Öl-Dilemma: Der Kampf um die Nadelöhre des Welthandels
Den islamistischen Huthi-Rebellen gelingt im jemenitischen Bürgerkrieg der nächste Sieg – und auf einmal sind die Ölexporte der Saudis von zwei Seiten bedroht. Das Dilemma treibt jetzt den Ölpreis erst recht in die Höhe.
Ihr Schlachtruf lautet „Allahu Akbar, Tod Amerika, Tod Israel, Verflucht seien die Juden, Sieg dem Islam“, und sie haben jetzt auf einmal die Kontrolle über einen der wichtigsten Engpässe für Ölexporte rund um die arabische Halbinsel: Die Rede ist von den islamistischen Huthis im Jemen. Sie nahmen in den letzten Tagen die jemenitische Hafenstadt Mokha sowie die vorgelagerte Insel Perim ein – und kommen damit dem gesamten Schiffsverkehr in der Straße von Bab al-Mandab gefährlich nahe.
Das ist der Engpass an der Öffnung des Roten Meeres zum Indischen Ozean. Medial lag der Fokus zuletzt natürlich meist auf der Straße von Hormus, die auf der gegenüberliegenden Seite der arabischen Halbinsel den Eingang zum Persischen Golf darstellt. Dort herrscht Krieg. Iranische Attacken auf den internationalen Schiffsverkehr hatten in der Straße den Ölexport aus dem Persischen Golf teilweise fast vollständig zum Erliegen gebracht.

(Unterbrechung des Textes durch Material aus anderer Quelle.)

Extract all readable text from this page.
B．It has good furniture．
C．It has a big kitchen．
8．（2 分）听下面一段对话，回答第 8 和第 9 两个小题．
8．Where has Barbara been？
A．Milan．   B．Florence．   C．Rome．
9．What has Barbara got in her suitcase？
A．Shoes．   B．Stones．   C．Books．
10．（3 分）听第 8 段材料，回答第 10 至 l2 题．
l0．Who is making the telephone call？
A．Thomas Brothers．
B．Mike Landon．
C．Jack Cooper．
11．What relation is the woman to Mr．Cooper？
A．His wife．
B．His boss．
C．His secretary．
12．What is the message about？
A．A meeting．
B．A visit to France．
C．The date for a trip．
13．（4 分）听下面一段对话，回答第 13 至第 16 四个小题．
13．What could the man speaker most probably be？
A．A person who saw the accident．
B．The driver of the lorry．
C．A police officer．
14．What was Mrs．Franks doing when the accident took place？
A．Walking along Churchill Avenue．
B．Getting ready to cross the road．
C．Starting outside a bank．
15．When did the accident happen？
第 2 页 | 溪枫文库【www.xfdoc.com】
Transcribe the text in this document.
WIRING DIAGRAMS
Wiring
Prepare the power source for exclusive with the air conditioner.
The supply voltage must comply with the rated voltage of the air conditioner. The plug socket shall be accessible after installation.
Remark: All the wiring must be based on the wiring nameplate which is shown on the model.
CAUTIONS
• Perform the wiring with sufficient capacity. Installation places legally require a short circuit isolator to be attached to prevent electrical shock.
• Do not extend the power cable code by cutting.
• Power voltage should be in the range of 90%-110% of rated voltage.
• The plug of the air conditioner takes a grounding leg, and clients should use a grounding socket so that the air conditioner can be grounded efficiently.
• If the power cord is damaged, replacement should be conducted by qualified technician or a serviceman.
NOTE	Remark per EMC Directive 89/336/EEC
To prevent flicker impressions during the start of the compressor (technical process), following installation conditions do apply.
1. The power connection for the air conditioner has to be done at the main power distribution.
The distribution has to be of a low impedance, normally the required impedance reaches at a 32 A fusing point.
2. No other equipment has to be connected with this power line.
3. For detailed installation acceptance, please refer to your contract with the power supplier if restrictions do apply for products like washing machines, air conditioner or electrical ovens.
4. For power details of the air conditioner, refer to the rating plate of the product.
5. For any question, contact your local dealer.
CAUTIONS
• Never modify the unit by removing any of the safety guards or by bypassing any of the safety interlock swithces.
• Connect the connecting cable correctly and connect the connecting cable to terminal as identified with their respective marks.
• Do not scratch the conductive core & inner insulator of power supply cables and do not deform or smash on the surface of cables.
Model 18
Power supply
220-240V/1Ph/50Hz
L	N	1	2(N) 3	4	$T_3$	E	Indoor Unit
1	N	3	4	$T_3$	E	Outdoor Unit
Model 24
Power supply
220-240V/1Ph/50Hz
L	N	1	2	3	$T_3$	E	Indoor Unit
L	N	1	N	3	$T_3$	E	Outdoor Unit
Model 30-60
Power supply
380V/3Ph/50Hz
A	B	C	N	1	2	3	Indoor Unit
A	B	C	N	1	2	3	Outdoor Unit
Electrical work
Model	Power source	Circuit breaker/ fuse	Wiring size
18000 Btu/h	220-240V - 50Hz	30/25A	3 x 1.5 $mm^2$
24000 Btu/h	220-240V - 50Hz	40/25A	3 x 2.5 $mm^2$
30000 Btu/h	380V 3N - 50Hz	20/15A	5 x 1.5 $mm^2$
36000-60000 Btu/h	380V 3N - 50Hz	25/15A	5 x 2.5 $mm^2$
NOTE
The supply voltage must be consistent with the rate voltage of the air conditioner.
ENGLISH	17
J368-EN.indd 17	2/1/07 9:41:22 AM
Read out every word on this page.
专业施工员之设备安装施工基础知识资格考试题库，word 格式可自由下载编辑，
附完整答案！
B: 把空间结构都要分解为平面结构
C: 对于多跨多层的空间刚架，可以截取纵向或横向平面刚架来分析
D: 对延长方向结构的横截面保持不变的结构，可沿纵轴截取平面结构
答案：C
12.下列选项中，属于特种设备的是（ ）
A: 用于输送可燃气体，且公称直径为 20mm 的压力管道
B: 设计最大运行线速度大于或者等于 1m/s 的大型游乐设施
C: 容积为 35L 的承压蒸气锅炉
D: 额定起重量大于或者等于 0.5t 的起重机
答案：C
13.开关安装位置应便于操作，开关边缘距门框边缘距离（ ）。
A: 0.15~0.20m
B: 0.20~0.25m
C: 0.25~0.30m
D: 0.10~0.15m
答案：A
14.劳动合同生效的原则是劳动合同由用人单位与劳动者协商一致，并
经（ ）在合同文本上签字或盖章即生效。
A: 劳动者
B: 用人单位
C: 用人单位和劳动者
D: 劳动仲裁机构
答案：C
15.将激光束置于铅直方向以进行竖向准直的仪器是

In den ersten Tagen des US-Iran-Kriegs verließen laut dem Hormuz Strait Tracker statt der üblichen gut 20 Millionen Barrel Öl pro Tag nur etwa zwei Millionen die Straße – also nur ein Zehntel. Während des Waffenstillstands des „Memorandum of Understanding“ waren es dann in der Spitze zwölf Millionen Barrel pro Tag. Die Verhandlungen aber scheiterten, und seitdem setzen die USA ihre Marine ein, um Tanker durch die Straße zu eskortieren. Laut den Schätzungen des Hormuz Strait Tracker waren das in den letzten Wochen trotz des Krieges damit immerhin ca. acht bis neun Millionen Barrel pro Tag, also fast so viel wie während des Waffenstillstands und etwa die Hälfte des Vorkriegsvolumens.
Der Ölpreis blieb damit sicherlich weiterhin hoch, verließ aber seine schwindelerregenden Höhen von mitunter über 110 US-Dollar pro Barrel in der Hochphase der Kämpfe Ende März und Anfang April, bewegte sich bei 70–80 US-Dollar und lag noch Ende August zumindest bei 83 Dollar. Damit ist jetzt Schluss. Am Montag schoss er wieder auf über 100 Dollar.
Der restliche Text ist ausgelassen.